Despite the government’s best efforts to conflate the two classes of document, we are not talking about a cabinet notebook, nor are we talking about a cabinet submission. This is a document of some 450 pages. The Greens respect the principle of cabinet confidentiality and, all else being equal, we have no intention of demanding documents which clearly fall within the scope of the accepted conventions of executive privilege. But it is still not clear whether this document deserves that protection.

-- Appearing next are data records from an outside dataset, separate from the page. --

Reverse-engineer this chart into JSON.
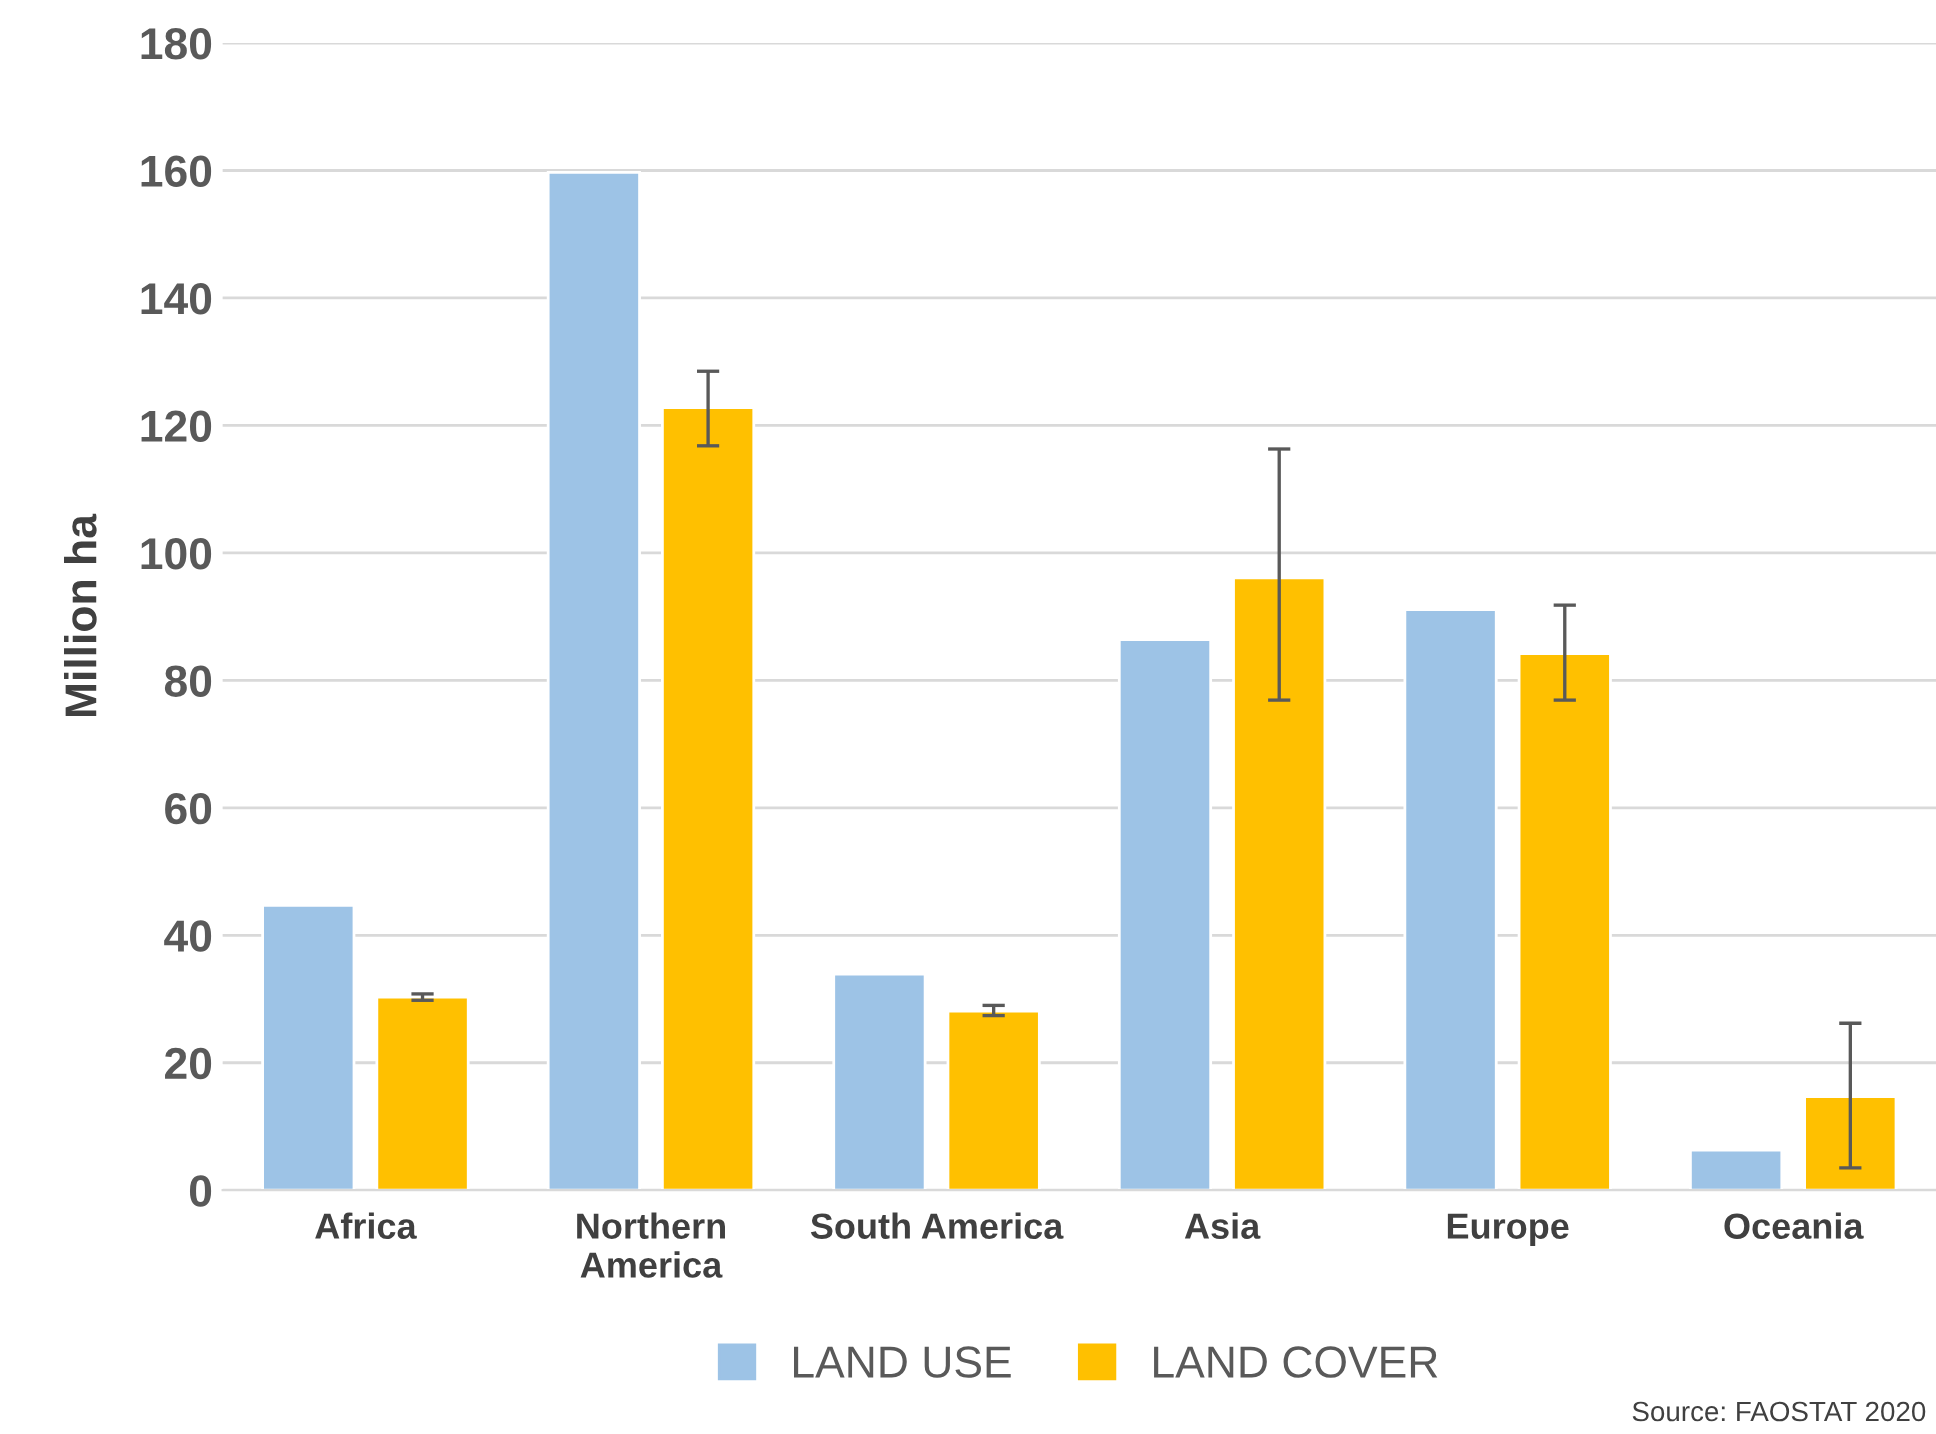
{
  "chart_data": {
    "type": "bar",
    "ylabel": "Million ha",
    "categories": [
      "Africa",
      "Northern\nAmerica",
      "South America",
      "Asia",
      "Europe",
      "Oceania"
    ],
    "series": [
      {
        "name": "LAND USE",
        "color": "#9dc3e6",
        "values": [
          44.7,
          159.7,
          33.9,
          86.4,
          91.1,
          6.3
        ]
      },
      {
        "name": "LAND COVER",
        "color": "#ffc000",
        "values": [
          30.3,
          122.8,
          28.1,
          96.1,
          84.2,
          14.7
        ],
        "errors": [
          [
            29.8,
            30.8
          ],
          [
            116.8,
            128.5
          ],
          [
            27.4,
            29.0
          ],
          [
            76.9,
            116.3
          ],
          [
            76.9,
            91.8
          ],
          [
            3.5,
            26.2
          ]
        ]
      }
    ],
    "ylim": [
      0,
      180
    ],
    "yticks": [
      0,
      20,
      40,
      60,
      80,
      100,
      120,
      140,
      160,
      180
    ],
    "grid": "y",
    "legend": "bottom",
    "annotations": [
      "Source: FAOSTAT 2020"
    ]
  }
}
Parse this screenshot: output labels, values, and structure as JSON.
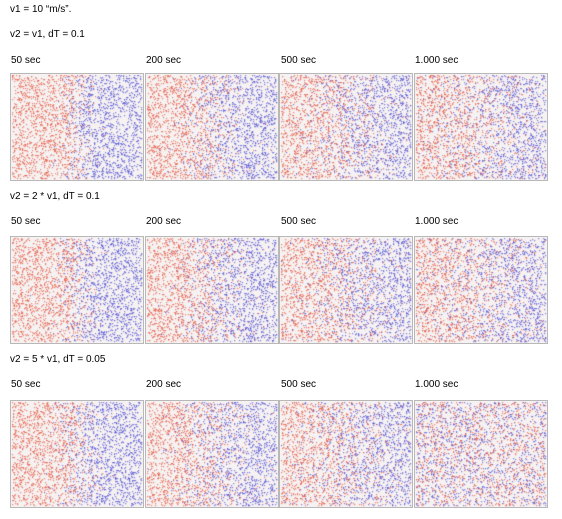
{
  "intro": "v1 = 10 “m/s”.",
  "sections": [
    {
      "heading": "v2 = v1, dT = 0.1",
      "panels": [
        {
          "label": "50 sec",
          "mix": 0.2
        },
        {
          "label": "200 sec",
          "mix": 0.45
        },
        {
          "label": "500 sec",
          "mix": 0.75
        },
        {
          "label": "1.000 sec",
          "mix": 0.9
        }
      ]
    },
    {
      "heading": "v2 = 2 * v1, dT = 0.1",
      "panels": [
        {
          "label": "50 sec",
          "mix": 0.25
        },
        {
          "label": "200 sec",
          "mix": 0.5
        },
        {
          "label": "500 sec",
          "mix": 0.8
        },
        {
          "label": "1.000 sec",
          "mix": 0.95
        }
      ]
    },
    {
      "heading": "v2 = 5 * v1, dT = 0.05",
      "panels": [
        {
          "label": "50 sec",
          "mix": 0.3
        },
        {
          "label": "200 sec",
          "mix": 0.6
        },
        {
          "label": "500 sec",
          "mix": 0.9
        },
        {
          "label": "1.000 sec",
          "mix": 1.0
        }
      ]
    }
  ],
  "colors": {
    "left_particles": "#e8604a",
    "right_particles": "#5a5ad8",
    "background": "#f6f2f2"
  }
}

This document does not reveal which minister said what about the assumptions or assertions or recommendations contained in the report. Rather, it reveals what deliberations of cabinet were based upon. I suspect it would also contain some unflattering comments about senior public servants, some extremely shonky economic forecasting and some neo-liberal social valuations which the Labor Party’s rank and file would be appalled to discover ruled the day in the cabinet room. It is extremely difficult if not impossible for the Assembly to adequately perform its duty of scrutinising the performance of the government and the individual ministers if we cannot see what economic, ideological or factual assumptions underpin their decisions.